R.-Sí. Tenemos cosas de esparto, de ratán, de palmito. Mimbrería es un nombre genérico que tienen estos negocios pero también podrían llamarse esparterías o corderías.
P.-¿Antiguamente se vendían más objetos de esparto y palmito o la demanda se mantiene?
R.-La realidad es que últimamente se han puesto de moda este tipo de elementos, los objetos elaborados con fibras naturales. Se ha puesto de moda también utilizarlos para decoración. Lo cierto es que últimamente ha subido la demanda.
P.-¿Por qué cree que el resto de corderías que había en este barrio ha ido cerrando?
R.-En primer lugar por la falta de relevo generacional. También es cierto que estamos en una zona muy aislada en la que no puede entrar el tráfico. Esto ha provocado que muchas tiendas de diversos tipos que había en la zona se hayan desplazado a otros barrios más comerciales donde se puede llegar en coche. En cualquier caso, la principal causa del cierre de negocios en Sa Gerreria es la falta de relevo generacional.
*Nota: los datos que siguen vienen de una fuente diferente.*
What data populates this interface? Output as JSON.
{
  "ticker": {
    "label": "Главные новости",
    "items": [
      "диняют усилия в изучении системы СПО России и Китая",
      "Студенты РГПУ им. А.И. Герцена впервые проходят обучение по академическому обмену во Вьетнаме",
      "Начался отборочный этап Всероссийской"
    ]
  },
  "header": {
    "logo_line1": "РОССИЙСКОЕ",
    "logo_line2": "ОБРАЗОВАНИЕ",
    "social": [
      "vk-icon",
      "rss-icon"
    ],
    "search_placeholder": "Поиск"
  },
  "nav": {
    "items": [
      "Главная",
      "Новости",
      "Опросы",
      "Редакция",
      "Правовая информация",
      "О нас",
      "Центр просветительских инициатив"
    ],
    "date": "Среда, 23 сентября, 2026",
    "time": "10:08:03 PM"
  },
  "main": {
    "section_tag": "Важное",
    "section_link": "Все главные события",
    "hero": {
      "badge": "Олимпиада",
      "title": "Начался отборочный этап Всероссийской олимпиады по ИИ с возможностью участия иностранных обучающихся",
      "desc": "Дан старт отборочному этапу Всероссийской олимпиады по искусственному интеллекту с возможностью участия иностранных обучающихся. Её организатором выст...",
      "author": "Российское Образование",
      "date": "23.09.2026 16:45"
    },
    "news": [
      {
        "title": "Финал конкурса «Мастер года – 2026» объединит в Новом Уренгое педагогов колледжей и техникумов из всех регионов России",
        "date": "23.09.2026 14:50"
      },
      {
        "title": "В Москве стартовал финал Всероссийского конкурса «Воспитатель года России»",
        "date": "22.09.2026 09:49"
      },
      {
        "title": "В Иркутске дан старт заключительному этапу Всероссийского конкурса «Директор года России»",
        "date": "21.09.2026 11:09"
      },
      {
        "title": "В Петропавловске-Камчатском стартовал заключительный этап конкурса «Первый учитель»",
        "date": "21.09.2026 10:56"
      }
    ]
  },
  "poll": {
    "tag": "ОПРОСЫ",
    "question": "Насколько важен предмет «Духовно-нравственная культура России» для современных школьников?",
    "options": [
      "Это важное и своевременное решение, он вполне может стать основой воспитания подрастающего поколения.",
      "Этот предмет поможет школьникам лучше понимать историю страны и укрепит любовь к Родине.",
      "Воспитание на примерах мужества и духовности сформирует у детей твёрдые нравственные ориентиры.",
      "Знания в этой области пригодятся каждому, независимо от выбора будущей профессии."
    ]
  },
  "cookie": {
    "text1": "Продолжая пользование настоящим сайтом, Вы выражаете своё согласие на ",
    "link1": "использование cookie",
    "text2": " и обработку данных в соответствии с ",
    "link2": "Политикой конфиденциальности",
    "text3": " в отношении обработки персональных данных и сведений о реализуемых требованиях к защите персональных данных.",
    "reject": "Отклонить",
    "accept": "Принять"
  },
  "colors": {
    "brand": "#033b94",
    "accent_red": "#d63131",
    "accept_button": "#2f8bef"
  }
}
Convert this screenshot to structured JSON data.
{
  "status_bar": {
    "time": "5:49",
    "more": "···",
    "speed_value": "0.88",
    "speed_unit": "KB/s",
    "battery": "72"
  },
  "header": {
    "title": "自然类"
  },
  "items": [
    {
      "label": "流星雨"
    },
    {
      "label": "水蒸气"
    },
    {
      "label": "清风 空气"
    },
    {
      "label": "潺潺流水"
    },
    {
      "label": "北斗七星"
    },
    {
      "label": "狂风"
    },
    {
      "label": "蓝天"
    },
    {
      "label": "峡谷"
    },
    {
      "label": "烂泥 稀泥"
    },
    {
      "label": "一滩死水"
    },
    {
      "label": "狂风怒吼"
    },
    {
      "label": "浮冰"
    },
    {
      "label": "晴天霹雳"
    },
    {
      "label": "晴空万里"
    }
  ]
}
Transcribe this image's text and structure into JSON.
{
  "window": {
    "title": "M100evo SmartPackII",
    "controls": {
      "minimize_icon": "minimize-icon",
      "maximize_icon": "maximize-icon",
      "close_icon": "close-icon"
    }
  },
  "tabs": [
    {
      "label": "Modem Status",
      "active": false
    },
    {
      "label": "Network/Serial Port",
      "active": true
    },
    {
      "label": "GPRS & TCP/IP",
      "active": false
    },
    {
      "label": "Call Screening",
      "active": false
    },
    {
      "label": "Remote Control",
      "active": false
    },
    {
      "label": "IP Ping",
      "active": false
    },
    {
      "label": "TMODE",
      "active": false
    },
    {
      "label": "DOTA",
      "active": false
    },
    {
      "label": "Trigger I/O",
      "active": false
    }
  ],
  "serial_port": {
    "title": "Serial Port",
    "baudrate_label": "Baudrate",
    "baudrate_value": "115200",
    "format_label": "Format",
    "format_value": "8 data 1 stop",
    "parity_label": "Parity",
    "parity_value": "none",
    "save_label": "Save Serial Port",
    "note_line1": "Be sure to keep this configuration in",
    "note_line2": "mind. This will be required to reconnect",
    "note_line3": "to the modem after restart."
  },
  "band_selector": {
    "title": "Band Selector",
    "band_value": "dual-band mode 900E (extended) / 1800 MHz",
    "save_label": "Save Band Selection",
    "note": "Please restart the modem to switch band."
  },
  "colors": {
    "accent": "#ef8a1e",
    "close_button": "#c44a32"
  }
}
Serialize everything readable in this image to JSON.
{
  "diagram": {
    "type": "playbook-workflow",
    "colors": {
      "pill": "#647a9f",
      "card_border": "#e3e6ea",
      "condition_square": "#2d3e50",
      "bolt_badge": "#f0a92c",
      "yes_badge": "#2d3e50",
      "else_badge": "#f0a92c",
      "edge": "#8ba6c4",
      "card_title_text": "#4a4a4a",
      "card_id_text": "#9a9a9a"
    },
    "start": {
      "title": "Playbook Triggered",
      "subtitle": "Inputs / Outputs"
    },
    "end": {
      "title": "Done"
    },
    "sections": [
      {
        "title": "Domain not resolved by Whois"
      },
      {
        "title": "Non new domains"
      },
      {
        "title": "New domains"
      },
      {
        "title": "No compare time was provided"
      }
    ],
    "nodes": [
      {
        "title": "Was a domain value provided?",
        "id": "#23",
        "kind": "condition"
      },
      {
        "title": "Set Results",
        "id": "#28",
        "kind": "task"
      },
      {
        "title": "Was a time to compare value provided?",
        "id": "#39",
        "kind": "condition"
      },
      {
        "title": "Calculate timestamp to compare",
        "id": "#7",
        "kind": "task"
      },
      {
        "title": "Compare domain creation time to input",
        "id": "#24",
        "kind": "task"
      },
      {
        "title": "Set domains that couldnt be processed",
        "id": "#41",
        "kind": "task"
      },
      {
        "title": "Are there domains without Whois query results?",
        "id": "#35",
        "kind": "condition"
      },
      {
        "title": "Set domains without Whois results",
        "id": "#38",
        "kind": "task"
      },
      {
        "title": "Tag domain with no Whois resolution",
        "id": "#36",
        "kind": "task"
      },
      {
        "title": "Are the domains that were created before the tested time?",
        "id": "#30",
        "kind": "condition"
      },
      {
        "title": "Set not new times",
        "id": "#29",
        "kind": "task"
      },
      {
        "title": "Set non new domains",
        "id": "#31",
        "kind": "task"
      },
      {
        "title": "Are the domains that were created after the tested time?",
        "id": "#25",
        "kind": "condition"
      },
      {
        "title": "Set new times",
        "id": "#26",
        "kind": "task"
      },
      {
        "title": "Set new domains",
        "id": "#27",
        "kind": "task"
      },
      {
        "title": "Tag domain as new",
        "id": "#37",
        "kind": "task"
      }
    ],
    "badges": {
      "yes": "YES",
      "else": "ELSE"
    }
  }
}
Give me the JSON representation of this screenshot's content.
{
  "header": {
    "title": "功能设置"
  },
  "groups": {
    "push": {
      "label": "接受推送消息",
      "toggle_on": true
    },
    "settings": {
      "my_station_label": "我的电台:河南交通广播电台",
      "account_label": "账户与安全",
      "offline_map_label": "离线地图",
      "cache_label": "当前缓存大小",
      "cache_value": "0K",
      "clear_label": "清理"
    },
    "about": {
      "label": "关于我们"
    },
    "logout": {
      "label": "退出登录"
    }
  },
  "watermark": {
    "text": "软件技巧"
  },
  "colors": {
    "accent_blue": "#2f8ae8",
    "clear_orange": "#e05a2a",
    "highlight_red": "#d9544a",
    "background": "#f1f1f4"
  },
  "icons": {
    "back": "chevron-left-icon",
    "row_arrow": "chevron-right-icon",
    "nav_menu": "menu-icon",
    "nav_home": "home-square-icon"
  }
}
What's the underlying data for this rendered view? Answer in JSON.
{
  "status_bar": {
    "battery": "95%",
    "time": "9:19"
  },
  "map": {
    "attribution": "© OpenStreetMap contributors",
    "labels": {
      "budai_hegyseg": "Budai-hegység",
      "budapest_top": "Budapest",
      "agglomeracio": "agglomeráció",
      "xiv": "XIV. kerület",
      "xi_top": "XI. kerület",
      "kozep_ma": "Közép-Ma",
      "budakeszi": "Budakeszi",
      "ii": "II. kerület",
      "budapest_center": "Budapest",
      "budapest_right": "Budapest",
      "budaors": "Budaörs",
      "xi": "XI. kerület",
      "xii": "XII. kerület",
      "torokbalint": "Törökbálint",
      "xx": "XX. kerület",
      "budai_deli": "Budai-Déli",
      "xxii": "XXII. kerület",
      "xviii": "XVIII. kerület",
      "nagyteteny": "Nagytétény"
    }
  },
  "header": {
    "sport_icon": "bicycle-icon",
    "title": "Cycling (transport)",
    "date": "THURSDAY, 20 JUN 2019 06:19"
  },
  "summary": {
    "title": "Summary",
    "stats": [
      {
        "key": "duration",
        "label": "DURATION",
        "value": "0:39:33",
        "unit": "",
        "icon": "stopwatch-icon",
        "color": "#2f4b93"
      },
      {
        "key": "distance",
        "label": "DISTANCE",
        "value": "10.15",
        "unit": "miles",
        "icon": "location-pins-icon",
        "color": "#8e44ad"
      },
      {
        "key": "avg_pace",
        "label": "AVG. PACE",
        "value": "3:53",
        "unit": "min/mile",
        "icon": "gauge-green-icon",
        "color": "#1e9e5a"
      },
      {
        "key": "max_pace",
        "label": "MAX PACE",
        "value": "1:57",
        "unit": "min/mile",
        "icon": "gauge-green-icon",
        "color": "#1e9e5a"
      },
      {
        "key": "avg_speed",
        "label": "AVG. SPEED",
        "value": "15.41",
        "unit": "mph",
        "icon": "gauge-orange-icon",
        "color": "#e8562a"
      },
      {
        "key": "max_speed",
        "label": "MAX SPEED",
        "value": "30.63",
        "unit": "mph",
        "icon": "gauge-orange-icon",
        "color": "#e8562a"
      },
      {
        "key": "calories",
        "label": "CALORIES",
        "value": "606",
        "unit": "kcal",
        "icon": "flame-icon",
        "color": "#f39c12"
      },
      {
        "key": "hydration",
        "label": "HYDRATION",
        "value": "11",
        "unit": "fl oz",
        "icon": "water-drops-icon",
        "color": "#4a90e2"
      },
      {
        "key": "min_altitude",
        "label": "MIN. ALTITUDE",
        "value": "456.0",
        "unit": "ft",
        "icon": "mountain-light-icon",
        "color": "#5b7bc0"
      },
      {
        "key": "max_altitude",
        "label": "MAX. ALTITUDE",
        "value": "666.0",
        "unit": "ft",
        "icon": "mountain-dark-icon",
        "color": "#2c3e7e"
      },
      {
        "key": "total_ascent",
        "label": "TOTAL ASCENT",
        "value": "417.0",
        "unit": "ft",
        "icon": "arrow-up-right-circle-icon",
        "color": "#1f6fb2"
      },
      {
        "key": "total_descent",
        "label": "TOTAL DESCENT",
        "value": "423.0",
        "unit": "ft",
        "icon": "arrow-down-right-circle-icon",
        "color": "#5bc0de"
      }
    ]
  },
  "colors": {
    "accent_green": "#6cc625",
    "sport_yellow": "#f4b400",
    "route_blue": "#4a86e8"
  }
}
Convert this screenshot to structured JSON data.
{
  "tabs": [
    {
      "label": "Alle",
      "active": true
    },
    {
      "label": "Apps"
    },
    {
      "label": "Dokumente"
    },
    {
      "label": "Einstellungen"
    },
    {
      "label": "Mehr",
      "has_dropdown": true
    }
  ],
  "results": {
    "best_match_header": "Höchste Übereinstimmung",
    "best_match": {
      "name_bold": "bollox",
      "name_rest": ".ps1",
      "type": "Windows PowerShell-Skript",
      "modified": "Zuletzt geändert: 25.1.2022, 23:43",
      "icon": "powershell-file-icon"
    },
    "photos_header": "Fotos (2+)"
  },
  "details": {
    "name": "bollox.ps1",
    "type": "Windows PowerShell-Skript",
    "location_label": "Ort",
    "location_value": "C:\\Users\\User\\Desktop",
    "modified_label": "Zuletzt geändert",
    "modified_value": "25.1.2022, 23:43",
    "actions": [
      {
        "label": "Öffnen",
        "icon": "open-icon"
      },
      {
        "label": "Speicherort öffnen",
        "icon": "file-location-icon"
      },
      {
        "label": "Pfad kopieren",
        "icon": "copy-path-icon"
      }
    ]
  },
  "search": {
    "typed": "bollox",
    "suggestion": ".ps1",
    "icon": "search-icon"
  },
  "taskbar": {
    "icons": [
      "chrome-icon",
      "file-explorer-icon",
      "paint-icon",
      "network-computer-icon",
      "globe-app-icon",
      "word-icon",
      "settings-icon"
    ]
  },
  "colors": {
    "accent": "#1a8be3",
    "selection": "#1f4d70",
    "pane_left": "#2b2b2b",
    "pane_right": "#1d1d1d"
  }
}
Los comerciantes se van jubilando y los jóvenes prefieren dedicarse a otras cosas.
P.-¿Desde que usted está aquí, ha cambiado mucho la zona?
R.-Ha cambiado mucho. Hace unos 30 años este barrio estaba totalmente degradado. Había mucha droga y muchas casas en mal estado. Después el Ayuntamiento invirtió mucho dinero en la transformación. Se derribaron casas y manzanas enteras y el barrio se ha regenerado mucho. Hoy es un barrio nuevo que visitan los extranjeros para hacer compras.